(a)     Show that the solution of the homogeneous differential equation

\(\frac{{{\text{d}}y}}{{{\text{d}}x}} = \frac{y}{x} + 1,{\text{ }}x > 0,\)

given that \(y = 0{\text{ when }}x = {\text{e, is }}y = x(\ln x - 1)\).

(b)     (i)     Determine the first three derivatives of the function \(f(x) = x(\ln x - 1)\).

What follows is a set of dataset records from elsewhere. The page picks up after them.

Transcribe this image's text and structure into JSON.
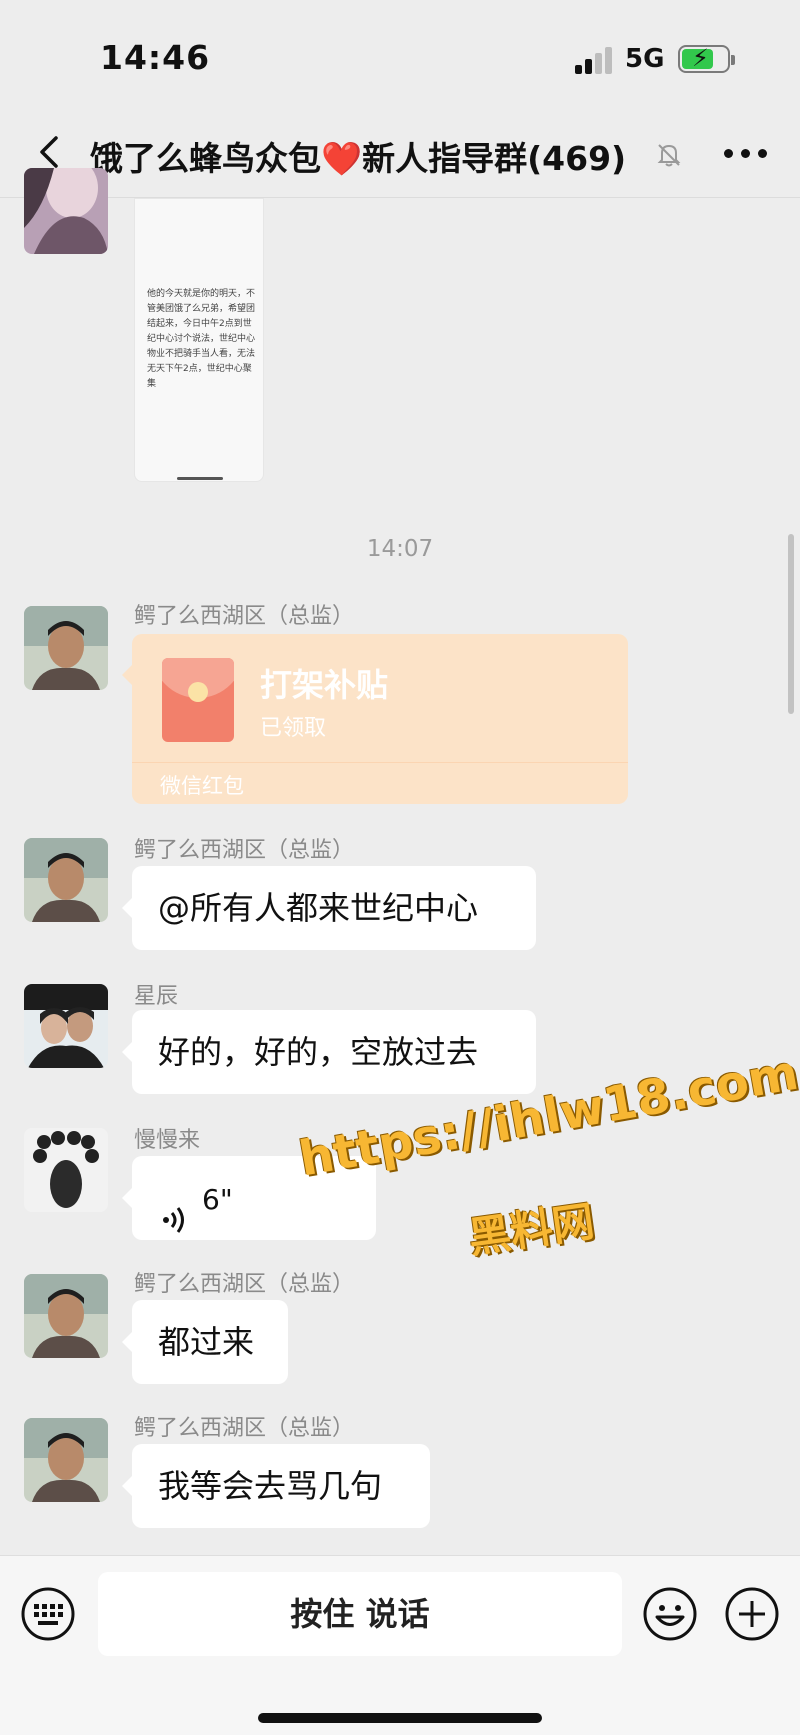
{
  "status_bar": {
    "time": "14:46",
    "network": "5G",
    "battery_level": 0.7,
    "battery_charging": true
  },
  "header": {
    "title_prefix": "饿了么蜂鸟众包",
    "title_heart": "❤️",
    "title_suffix": "新人指导群",
    "member_count": "(469)",
    "icons": [
      "back-chevron-icon",
      "mute-bell-icon",
      "more-dots-icon"
    ]
  },
  "image_message": {
    "text": "他的今天就是你的明天，不管美团饿了么兄弟，希望团结起来，今日中午2点到世纪中心讨个说法，世纪中心物业不把骑手当人看，无法无天下午2点，世纪中心聚集"
  },
  "time_separator": "14:07",
  "messages": [
    {
      "sender": "鳄了么西湖区（总监）",
      "type": "red_packet",
      "packet_title": "打架补贴",
      "packet_status": "已领取",
      "packet_footer": "微信红包"
    },
    {
      "sender": "鳄了么西湖区（总监）",
      "type": "text",
      "text": "@所有人都来世纪中心"
    },
    {
      "sender": "星辰",
      "type": "text",
      "text": "好的，好的，空放过去"
    },
    {
      "sender": "慢慢来",
      "type": "voice",
      "duration": "6\""
    },
    {
      "sender": "鳄了么西湖区（总监）",
      "type": "text",
      "text": "都过来"
    },
    {
      "sender": "鳄了么西湖区（总监）",
      "type": "text",
      "text": "我等会去骂几句"
    }
  ],
  "watermark": {
    "url": "https://ihlw18.com",
    "label": "黑料网"
  },
  "input_bar": {
    "hold_to_talk": "按住 说话",
    "icons": [
      "keyboard-icon",
      "emoji-icon",
      "plus-icon"
    ]
  }
}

  (ii)     Hence find the first three non-zero terms of the Taylor series for f(x) about x = 1.

(a)     EITHER

use the substitution y = vx

\(\frac{{{\text{d}}y}}{{{\text{d}}x}}x + v = v + 1\)     M1A1

\(\int {{\text{d}}v = \int {\frac{{{\text{d}}x}}{x}} } \)

by integration

\(v = \frac{y}{x} = \ln x + c\)     A1

OR

the equation can be rearranged as first order linear

\(\frac{{{\text{d}}y}}{{{\text{d}}x}} - \frac{1}{x}y = 1\)     M1

the integrating factor I is

\({{\text{e}}^{\int { - \frac{1}{x}{\text{d}}x} }} = {{\text{e}}^{ - \ln x}} = \frac{1}{x}\)     A1

multiplying by I gives

\(\frac{{{\text{d}}}}{{{\text{d}}x}}\left( {\frac{1}{x}y} \right) = \frac{1}{x}\)

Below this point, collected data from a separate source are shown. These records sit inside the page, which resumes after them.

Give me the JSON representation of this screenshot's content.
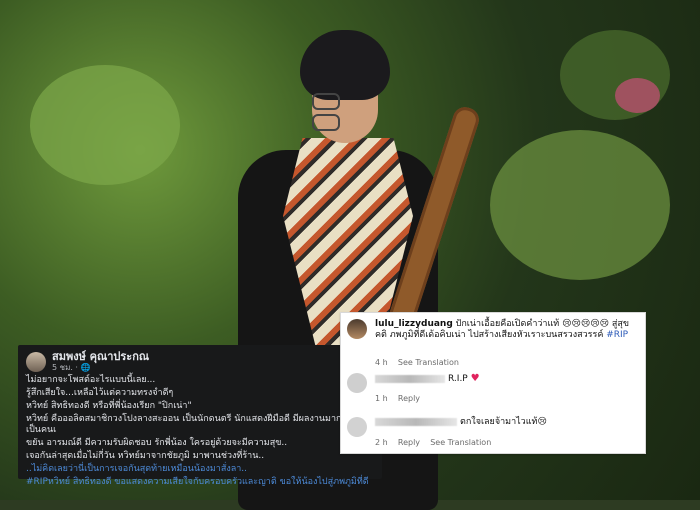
{
  "facebook_post": {
    "author": "สมพงษ์ คุณาประกณ",
    "time": "5 ชม. · 🌐",
    "lines": [
      "ไม่อยากจะโพสต์อะไรแบบนี้เลย...",
      "รู้สึกเสียใจ...เหลือไว้แต่ความทรงจำดีๆ",
      "หวิทย์ สิทธิทองดี หรือที่พี่น้องเรียก \"ปิกเน่า\"",
      "หวิทย์ คือออลิตสมาชิกวงโปงลางสะออน เป็นนักดนตรี นักแสดงฝีมือดี มีผลงานมากมาย เป็นคนเ",
      "ขยัน อารมณ์ดี มีความรับผิดชอบ รักพี่น้อง ใครอยู่ด้วยจะมีความสุข..",
      "เจอกันล่าสุดเมื่อไม่กี่วัน หวิทย์มาจากชัยภูมิ มาพานช่วงที่ร้าน..",
      "..ไม่คิดเลยว่านี่เป็นการเจอกันสุดท้ายเหมือนน้องมาสั่งลา..",
      "#RIPหวิทย์ สิทธิทองดี ขอแสดงความเสียใจกับครอบครัวและญาติ ขอให้น้องไปสู่ภพภูมิที่ดี"
    ]
  },
  "comments": [
    {
      "username": "lulu_lizzyduang",
      "text": " ปักเน่าเอื้อยคือเปิดคำว่าแท้ 😢😢😢😢😢 สู่สุขคติ ภพภูมิที่ดีเด้อคิบเน่า ไปสร้างเสียงหัวเราะบนสรวงสวรรค์ ",
      "hashtag": "#RIP",
      "time": "4 h",
      "action": "See Translation"
    },
    {
      "text": "R.I.P",
      "time": "1 h",
      "action": "Reply"
    },
    {
      "text": "ตกใจเลยจ้ามาไวแท้😢",
      "time": "2 h",
      "action": "Reply",
      "action2": "See Translation"
    }
  ]
}
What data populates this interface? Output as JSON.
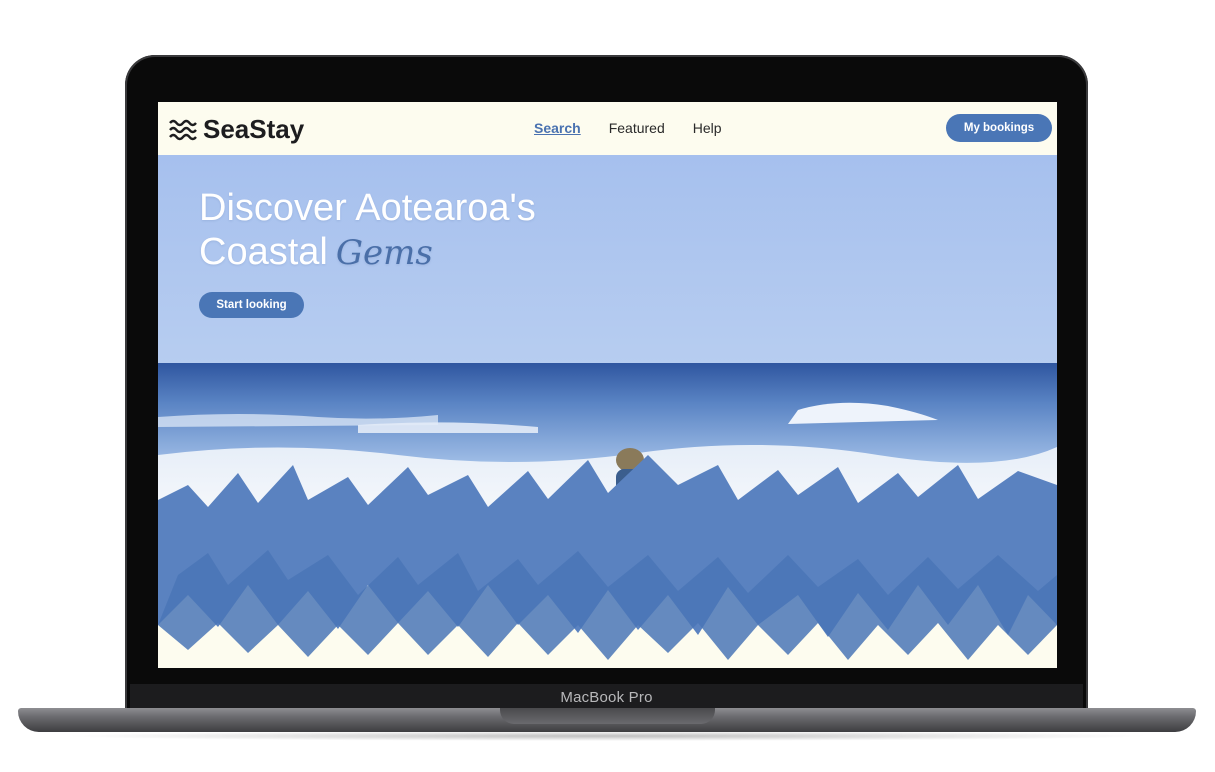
{
  "device": {
    "label": "MacBook Pro"
  },
  "site": {
    "brand": "SeaStay",
    "logo_icon": "waves-icon",
    "colors": {
      "accent": "#4a76b6",
      "background": "#fdfcef",
      "script": "#4a6fa8"
    }
  },
  "nav": {
    "links": [
      {
        "label": "Search",
        "active": true
      },
      {
        "label": "Featured",
        "active": false
      },
      {
        "label": "Help",
        "active": false
      }
    ],
    "bookings_label": "My bookings"
  },
  "hero": {
    "line1": "Discover Aotearoa's",
    "line2": "Coastal",
    "script_word": "Gems",
    "cta_label": "Start looking"
  }
}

\(\frac{1}{x}y = \ln x + c\)     A1

THEN

the condition gives c = –1

so the solution is \(y = x(\ln x - 1)\)     AG

[5 marks]

(b)     (i)     \(f'(x) = \ln x - 1 + 1 = \ln x\)     A1

\(f''(x) = \frac{1}{x}\)     A1

\(f'''(x) = - \frac{1}{{{x^2}}}\)     A1

(ii)     the Taylor series about x = 1 starts

\(f(x) \approx f(1) + f'(1)(x - 1) + f''(1)\frac{{{{(x - 1)}^2}}}{{2!}} + f'''(1)\frac{{{{(x - 1)}^3}}}{{3!}}\)     (M1)

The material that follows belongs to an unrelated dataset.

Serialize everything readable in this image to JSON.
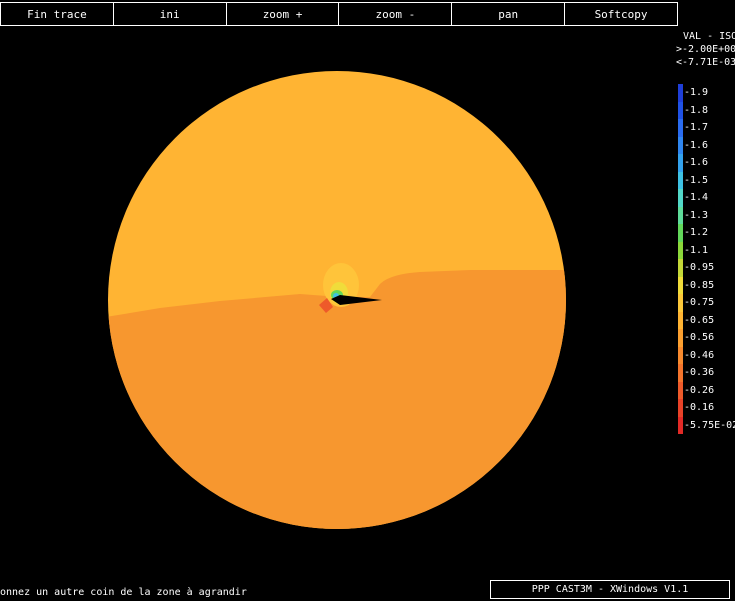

\( =  - 1 + \frac{{{{(x - 1)}^2}}}{{2!}} - \frac{{{{(x - 1)}^3}}}{{3!}}\)     A1A1A1

[7 marks]

Total: [12 marks]

Part(a) was well done by many candidates. In part(b)(i), however, it was disappointing to see so many candidates unable to differentiate \(x(\ln x - 1)\) correctly. Again, too many candidates were able to quote the general form of a Taylor series expansion, but not how to apply it to the given function.